New Year's Resolutions, 2

This time of year, many of us are thinking about New Year’s resolutions. Well, actually, by this date, the second week in February, we’re probably not thinking about them much anymore because doing so makes us feel guilty. Now, we’re back in the groove, sailing along, fat, dumb and happy, and maybe a little hung over and indigestive after the Super Bowl. Still, every once and awhile we get a vague sense of unease about whether we’re living up to our potential and living on purpose.

What we do with that unease is what separates the happy, fulfilled, compassionate, generous and cooperative people from the depressed, sad, angry, blaming punishers. When the unease arises, the happy folk pause, say something like, ‘oh, there I go again,’ stop ‘thinking’ and struggling, and open themselves to guidance, shifting from the ego to spirit. The depressed, blaming punishers re-double their efforts to think harder and work harder to ‘improve’ themselves and do more of what they were doing, not realizing that doing the same thing and expecting a different result is a good definition of insanity.

So, what potential and purpose are we here to achieve? Is it to be depressed, sad, angry, blaming punishers, or happy, fulfilled, compassionate, generous and cooperative people? Deep down, most of us realize that it is the choice between these two alternatives, ego or spirit, that matters, not the kind of work we do, what kind of toys we own or how much money we have.
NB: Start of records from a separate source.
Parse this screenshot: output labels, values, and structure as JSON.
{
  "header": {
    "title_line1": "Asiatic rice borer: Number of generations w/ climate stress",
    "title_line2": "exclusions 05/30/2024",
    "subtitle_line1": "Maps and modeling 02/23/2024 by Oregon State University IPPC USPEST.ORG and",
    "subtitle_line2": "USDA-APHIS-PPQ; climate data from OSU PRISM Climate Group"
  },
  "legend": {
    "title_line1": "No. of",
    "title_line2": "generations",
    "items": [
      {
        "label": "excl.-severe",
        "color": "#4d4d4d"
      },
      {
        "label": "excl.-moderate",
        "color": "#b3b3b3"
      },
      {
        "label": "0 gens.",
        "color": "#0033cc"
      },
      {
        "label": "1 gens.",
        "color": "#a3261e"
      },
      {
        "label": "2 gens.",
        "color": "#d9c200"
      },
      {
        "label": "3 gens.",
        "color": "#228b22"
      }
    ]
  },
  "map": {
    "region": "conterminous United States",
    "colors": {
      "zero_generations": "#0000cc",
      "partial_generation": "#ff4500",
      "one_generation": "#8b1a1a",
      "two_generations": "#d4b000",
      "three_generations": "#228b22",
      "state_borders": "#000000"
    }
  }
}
If our purpose is to be happy, fulfilled, compassionate, generous and cooperative people, then, so long as our basic needs are met, we can be that kind of person, no matter what.

Deep down, most of us, even the blaming punishers, realize that it’s the inner game that matters; that riding the horse in the direction it’s going is cool and fun, and that going up to the screen in the movie theater to fix an out of focus picture doesn’t really work.

Deep down, most of us, even the blaming punishers, realize that flexibility and a more inclusive both/and approach that includes both spirit and body, is most effective and efficient and that our destinies (to make a unique contribution to a world that works for everyone and everything) are not straight lines to destinations ordained by ‘God.’

We realize that there are too many variables, factors and elements for one person’s tiny ego to deal with effectively and efficiently; that normally, of necessity, to get through the day we set boundaries and limit our perceptions, otherwise we’d be overwhelmed and break down. The ego is a fragile thing. But spirit is not. Spirit is totally awesome, unlimited and unlimitable, compassionate and giving of Itself; and spirit is the horse we are riding.